Bizler bu nakilleri tek tek elimize alip Arapçasindan inceledigimizde, cok ilginç bir sey ortaya cikiyor.
Birinci nakilin gercek cevirisi ise su sekildedir: Iste bu, Şabi’den ve Nehai’den ve baskalarindan kabri ziyaretin Mekruh olduguna dair dedikleride Şazdır. Bu gorusler sayilmaz. Cunku icma’ya muhalefet etmistir.
Ve Hanbelîlerden olan İbni Teymiyye, başkalarinin(imam Şabi ve Nehai gibi) ifrata kactigi gibi ifrata kaçmış bulunmaktadır.
Zira Resulullah efendimizi ziyaret için yolculuk yapmayı başkalari gibi haram saymıştır.
O soyle demistir(bu ibni Teymiyye’nin sozu, Mulla aktariyor) : Ziyaretin yakınlık sebebi olduğu bilinmektedir.
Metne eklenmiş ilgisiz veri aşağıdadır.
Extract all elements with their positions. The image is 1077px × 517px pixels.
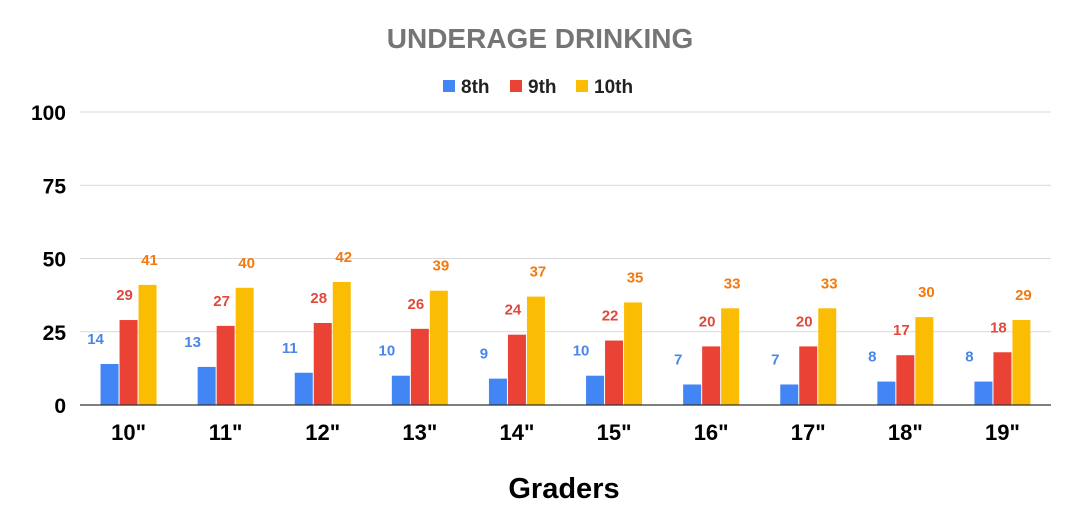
data-label-8th-6: 7 [674,351,682,368]
bar-10th-4 [526,296,545,405]
x-tick-label-1: 11" [209,420,243,445]
bar-10th-0 [138,284,157,405]
data-label-8th-4: 9 [480,346,488,363]
bar-9th-3 [410,328,429,405]
legend-swatch-8th [443,80,455,92]
bar-8th-4 [488,378,507,405]
data-label-9th-8: 17 [893,322,910,339]
data-label-9th-2: 28 [310,290,327,307]
bar-9th-2 [313,322,332,405]
legend-label-9th: 9th [528,77,557,98]
data-label-10th-1: 40 [238,255,255,272]
data-label-8th-9: 8 [965,349,973,366]
legend-label-10th: 10th [594,77,633,98]
bar-10th-7 [818,308,837,405]
chart-title: UNDERAGE DRINKING [387,23,693,54]
data-label-8th-2: 11 [282,340,298,357]
data-label-10th-7: 33 [821,275,838,292]
x-tick-label-4: 14" [499,420,534,445]
x-tick-label-3: 13" [402,420,437,445]
bar-10th-6 [721,308,740,405]
data-label-8th-7: 7 [771,351,779,368]
data-labels: 14 29 41 13 27 40 11 28 42 10 26 39 9 24 37 10 22 35 7 20 33… [87,249,1032,369]
data-label-8th-3: 10 [379,343,396,360]
data-label-10th-6: 33 [724,275,741,292]
bar-8th-9 [974,381,993,405]
bar-8th-1 [197,366,216,405]
data-label-8th-0: 14 [87,331,104,348]
x-tick-label-2: 12" [305,420,340,445]
x-tick-label-6: 16" [694,420,729,445]
x-tick-label-5: 15" [597,420,632,445]
y-axis-ticks: 0 25 50 75 100 [31,102,66,418]
data-label-8th-8: 8 [868,349,876,366]
data-label-9th-7: 20 [796,313,813,330]
legend-swatch-10th [576,80,588,92]
gridlines [80,111,1051,333]
bar-8th-2 [294,372,313,405]
data-label-10th-5: 35 [627,269,644,286]
bar-9th-0 [119,320,138,405]
bar-10th-1 [235,287,254,405]
data-label-9th-6: 20 [699,313,716,330]
x-axis-ticks: 10" 11" 12" 13" 14" 15" 16" 17" 18" 19" [111,420,1020,445]
data-label-8th-5: 10 [573,343,590,360]
data-label-9th-0: 29 [116,287,133,304]
data-label-10th-3: 39 [433,258,450,275]
x-tick-label-8: 18" [888,420,923,445]
bar-10th-9 [1012,320,1031,405]
data-label-9th-4: 24 [505,302,522,319]
data-label-10th-4: 37 [530,264,547,281]
data-label-9th-3: 26 [408,296,425,313]
data-label-10th-2: 42 [335,249,352,266]
data-label-8th-1: 13 [184,334,201,351]
bar-9th-6 [702,346,721,405]
bar-10th-3 [429,290,448,405]
bar-8th-3 [391,375,410,405]
bar-9th-8 [896,355,915,405]
legend-label-8th: 8th [461,77,490,98]
bar-10th-2 [332,281,351,405]
data-label-9th-5: 22 [602,308,619,325]
y-tick-label-50: 50 [43,249,66,272]
bars [100,281,1031,405]
bar-8th-5 [586,375,605,405]
bar-10th-5 [624,302,643,405]
x-tick-label-9: 19" [985,420,1020,445]
data-label-9th-9: 18 [990,319,1007,336]
legend: 8th 9th 10th [443,77,633,98]
data-label-10th-8: 30 [918,284,935,301]
bar-8th-7 [780,384,799,405]
x-axis-label: Graders [508,473,619,505]
bar-9th-4 [507,334,526,405]
legend-swatch-9th [510,80,522,92]
bar-8th-0 [100,363,119,405]
bar-9th-7 [799,346,818,405]
bar-9th-9 [993,352,1012,405]
x-tick-label-7: 17" [791,420,826,445]
x-tick-label-0: 10" [111,420,146,445]
y-tick-label-25: 25 [43,322,67,345]
data-label-10th-9: 29 [1015,287,1032,304]
y-tick-label-0: 0 [54,395,66,418]
data-label-10th-0: 41 [141,252,158,269]
y-tick-label-100: 100 [31,102,66,125]
bar-9th-5 [605,340,624,405]
bar-8th-8 [877,381,896,405]
bar-10th-8 [915,317,934,405]
bar-8th-6 [683,384,702,405]
bar-9th-1 [216,325,235,405]
y-tick-label-75: 75 [43,175,67,198]
data-label-9th-1: 27 [213,293,230,310]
Onu inkara kalkan üzerine küfür ile hükmolunmuştur.
Heralde ikincisi dogruya daha yakindir. Cunku alimlerin mustehab oldugunda icma etmeyi kufur gormek, kufur olur. Cunku bu, bu konuda ittifak edilmis Mubahinda ustundedir(demek ki ibni Teymiyye vb. burada ittifak etmisler, bu nedenle onun tekfir ettigi kisilerin arasina girmezler).
(Buradan sonrasi Mulla’nin sozu, ibni Teymiyye’nin sozu nerede bitiyor tam anlamadim)Evet, onu haram gören, veya mekruh gorenlerin sözleri özel bir ziyaret şekli için has oladabilir(bu manaya cekilir. Tevil edilir). Nasil ki bu ozel bir vakitte munker bir sekilde toparlanmak gibi(kabirde toparlanmak), veya mekruh bir sifat ile kadinlarin ve erkeklerin birlikte toparlanmalari olabilir. Çünkü boyle olursa onun kabri bayram yeri haline gelir. Bu konuda gelen cezayada bu kisilerin uzerine vacip olur(Şifa serhi 2.clt. 152.s.).
Yani: ibni Teymiyye kafir oldu diyenler, Mulla’nın Nehai’yi ve Şabi’yi tekfir etti desinler o zaman. Ama bunu diyemiyorlar!! Çünkü işlerine gelmiyor…
Yani Muhaliflerimiz, imam Mulla’nin ibni Teymiyye’den naklen zikrettigi sozunu, ibni Teymiyye’nin degilde, Mulla’nin sozu gibi gosterip ibni Teymiyye’yi tekfir ettirmeye calismislar. Buda yalanin ta kendisidir.
Şimdide bu sozun arapcasini koyalim ki, hak ortaya cikip tercumemizin dogru oldugu Güneş gibi gözüktüğü gibi, muhaliflerimizin tercümesininde nasıl yalan ile dolu olduğunu ortaya çıksın inşallah:
هذا وما وقع للشعبي والنخعيوغيرهما مما يقتضي كراهة زيارة القبور شاذ لا يعول عليه لمخالفته الإجماع وقد فرط ابن تيميةمن الحنابلة حيث حرم السفر لزيارة النبي صلى الله تعالى عليه وسلم كما أفرط غيره حيث قال كون الزيارة قربة معلوم من الدين بالضرورة وجاحده محكوم عليه بالكفر ولعل الثاني أقرب إلى الصواب لأن تحريم ما أجمع العلماء فيه بالاستحباب يكون كفرا لأنه فوق تحريم المباح المتفق عليه في هذا الباب نعم يمكن حمل كلام من حرم أو كره على صورة خاصة من الزيارة من الاجتماع في وقت خاص على هيئة منكرة أو صفة مكروهة من اجتماع الرجال والنساء في وقت واحد لما فيه من اتخاذ قبره عيدا والموجب لما أورد فيه وعيدا

Muhalfilerimizin zikrettigi ikinci ve üçüncü nakilleri ise, imam Mulla’nin zikrettigi kitabinda bulamadim. Umarim bu kadar büyük yalan soylemiyorlardir. Eğer gerçekten bu iftiracılar doğru nakil yapmışlar ise, bizlere bu ikinci ve üçüncü nakillerin aslını arapça olarak bulsunlar!!!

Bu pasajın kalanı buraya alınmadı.